Atelier 5
GIBA Marian , Docteur en droit, Université Comenius de Bratislava, Slovaquie, membre de l’AFDC
LALIK Tomas , Docteur en droit, Université Comenius de Bratislava, Slovaquie
Le problème du dernier mot :
comment régler le conflit de légitimité entre le juge constitutionnel et le Parlement constituant ?
Présentation :
La question de savoir qui a le dernier mot pour fixer le sens des normes constitutionnelles est l’une des questions essentielles du droit constitutionnel. Le débat n’est pas clos en France et, à plusieurs reprises, la période récente l’a soulevé aussi en Slovaquie,. Autrement dit, il s’agit de savoir si c’est le juge constitutionnel ou le Parlement constituant qui a plus de légitimité pour donner un sens définitif à une règle constitutionnelle.

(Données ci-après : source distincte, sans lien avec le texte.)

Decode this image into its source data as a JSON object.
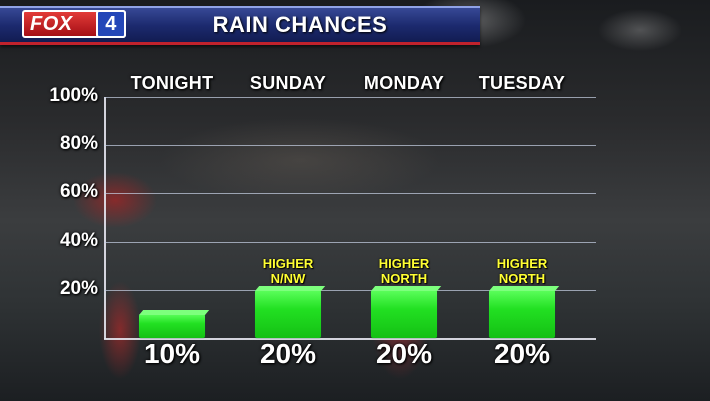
{
  "header": {
    "logo_text": "FOX",
    "logo_number": "4",
    "title": "RAIN CHANCES"
  },
  "colors": {
    "bar_green": "#22e022",
    "note_yellow": "#ffff33",
    "header_blue": "#1c2a6e",
    "header_red": "#c0222c"
  },
  "chart_data": {
    "type": "bar",
    "title": "RAIN CHANCES",
    "categories": [
      "TONIGHT",
      "SUNDAY",
      "MONDAY",
      "TUESDAY"
    ],
    "values": [
      10,
      20,
      20,
      20
    ],
    "value_labels": [
      "10%",
      "20%",
      "20%",
      "20%"
    ],
    "annotations": [
      "",
      "HIGHER N/NW",
      "HIGHER NORTH",
      "HIGHER NORTH"
    ],
    "ylim": [
      0,
      100
    ],
    "yticks": [
      "20%",
      "40%",
      "60%",
      "80%",
      "100%"
    ],
    "grid": true
  }
}
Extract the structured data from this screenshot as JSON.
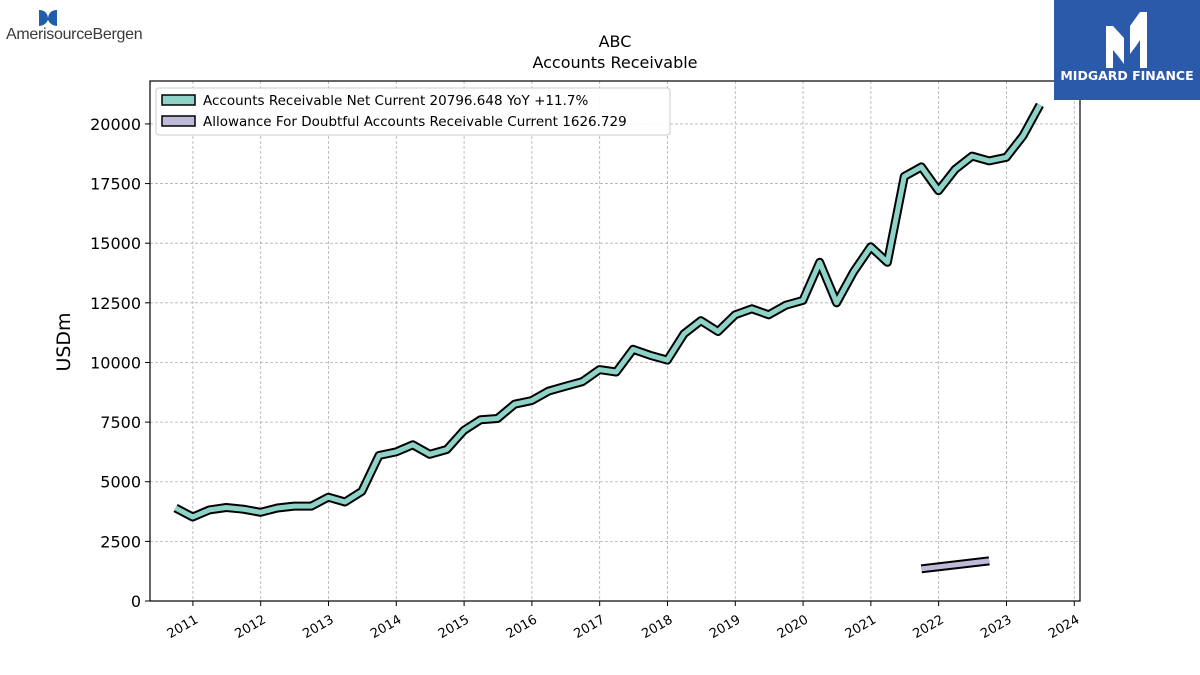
{
  "brand": {
    "left_logo_text": "AmerisourceBergen",
    "right_logo_text": "MIDGARD FINANCE",
    "right_logo_color": "#2b5aab"
  },
  "chart_data": {
    "type": "line",
    "title": "ABC",
    "subtitle": "Accounts Receivable",
    "xlabel": "",
    "ylabel": "USDm",
    "ylim": [
      0,
      21800
    ],
    "xlim": [
      "2010-05-15",
      "2024-02-01"
    ],
    "yticks": [
      0,
      2500,
      5000,
      7500,
      10000,
      12500,
      15000,
      17500,
      20000
    ],
    "xticks": [
      "2011",
      "2012",
      "2013",
      "2014",
      "2015",
      "2016",
      "2017",
      "2018",
      "2019",
      "2020",
      "2021",
      "2022",
      "2023",
      "2024"
    ],
    "grid": true,
    "legend_position": "top-left",
    "series": [
      {
        "name": "Accounts Receivable Net Current",
        "legend_label": "Accounts Receivable Net Current  20796.648 YoY +11.7%",
        "color": "#8dd3c7",
        "points": [
          [
            "2010-09-30",
            3900
          ],
          [
            "2010-12-31",
            3520
          ],
          [
            "2011-03-31",
            3820
          ],
          [
            "2011-06-30",
            3920
          ],
          [
            "2011-09-30",
            3850
          ],
          [
            "2011-12-31",
            3720
          ],
          [
            "2012-03-31",
            3900
          ],
          [
            "2012-06-30",
            3980
          ],
          [
            "2012-09-30",
            3980
          ],
          [
            "2012-12-31",
            4350
          ],
          [
            "2013-03-31",
            4150
          ],
          [
            "2013-06-30",
            4600
          ],
          [
            "2013-09-30",
            6100
          ],
          [
            "2013-12-31",
            6250
          ],
          [
            "2014-03-31",
            6550
          ],
          [
            "2014-06-30",
            6150
          ],
          [
            "2014-09-30",
            6350
          ],
          [
            "2014-12-31",
            7150
          ],
          [
            "2015-03-31",
            7600
          ],
          [
            "2015-06-30",
            7650
          ],
          [
            "2015-09-30",
            8250
          ],
          [
            "2015-12-31",
            8400
          ],
          [
            "2016-03-31",
            8800
          ],
          [
            "2016-06-30",
            9000
          ],
          [
            "2016-09-30",
            9200
          ],
          [
            "2016-12-31",
            9700
          ],
          [
            "2017-03-31",
            9600
          ],
          [
            "2017-06-30",
            10550
          ],
          [
            "2017-09-30",
            10300
          ],
          [
            "2017-12-31",
            10100
          ],
          [
            "2018-03-31",
            11200
          ],
          [
            "2018-06-30",
            11750
          ],
          [
            "2018-09-30",
            11300
          ],
          [
            "2018-12-31",
            12000
          ],
          [
            "2019-03-31",
            12250
          ],
          [
            "2019-06-30",
            12000
          ],
          [
            "2019-09-30",
            12400
          ],
          [
            "2019-12-31",
            12600
          ],
          [
            "2020-03-31",
            14200
          ],
          [
            "2020-06-30",
            12500
          ],
          [
            "2020-09-30",
            13800
          ],
          [
            "2020-12-31",
            14850
          ],
          [
            "2021-03-31",
            14200
          ],
          [
            "2021-06-30",
            17800
          ],
          [
            "2021-09-30",
            18200
          ],
          [
            "2021-12-31",
            17200
          ],
          [
            "2022-03-31",
            18100
          ],
          [
            "2022-06-30",
            18650
          ],
          [
            "2022-09-30",
            18450
          ],
          [
            "2022-12-31",
            18600
          ],
          [
            "2023-03-31",
            19500
          ],
          [
            "2023-06-30",
            20800
          ]
        ]
      },
      {
        "name": "Allowance For Doubtful Accounts Receivable Current",
        "legend_label": "Allowance For Doubtful Accounts Receivable Current  1626.729",
        "color": "#bebada",
        "points": [
          [
            "2021-09-30",
            1350
          ],
          [
            "2022-09-30",
            1680
          ]
        ]
      }
    ]
  }
}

Le plus souvent, les conflits concernent les situations où l’interprétation parlementaire d’une norme de la Constitution trouve son expression dans une loi ordinaire qui se heurte, ensuite, au refus du juge qui prononce une censure à son égard. Plusieurs fois, le Parlement slovaque, pour surmonter l’obstacle, a eu recours à la forme de loi constitutionnelle. Le problème est d’autant plus intéressant que tant le Parlement que le juge constitutionnel font partie des pouvoirs constitués et, sur ce plan, il n’y a pas de hiérarchie dans leurs rapports. Dans certaines situations, la question de savoir à qui revient le dernier mot peut conduire même jusqu’à s’interroger s’il convient de recourir à la notion de dernier mot dans ces relations.
En analysant la problématique posée, il sera indispensable de voir, dans un premier temps, quelques exemples où le Parlement a réussi à surmonter l’opposition du juge et d’avancer les arguments en faveur du dernier mot du Parlement. Dans un second temps, en revanche, il sera indispensable d’étudier les conséquences possibles du non respect des décisions du juge constitutionnel et d’examiner sous quels aspects celui-ci est plus légitimé de décider de manière irréversible. Dans la conclusion, on essaiera de proposer une réponse au problème posé.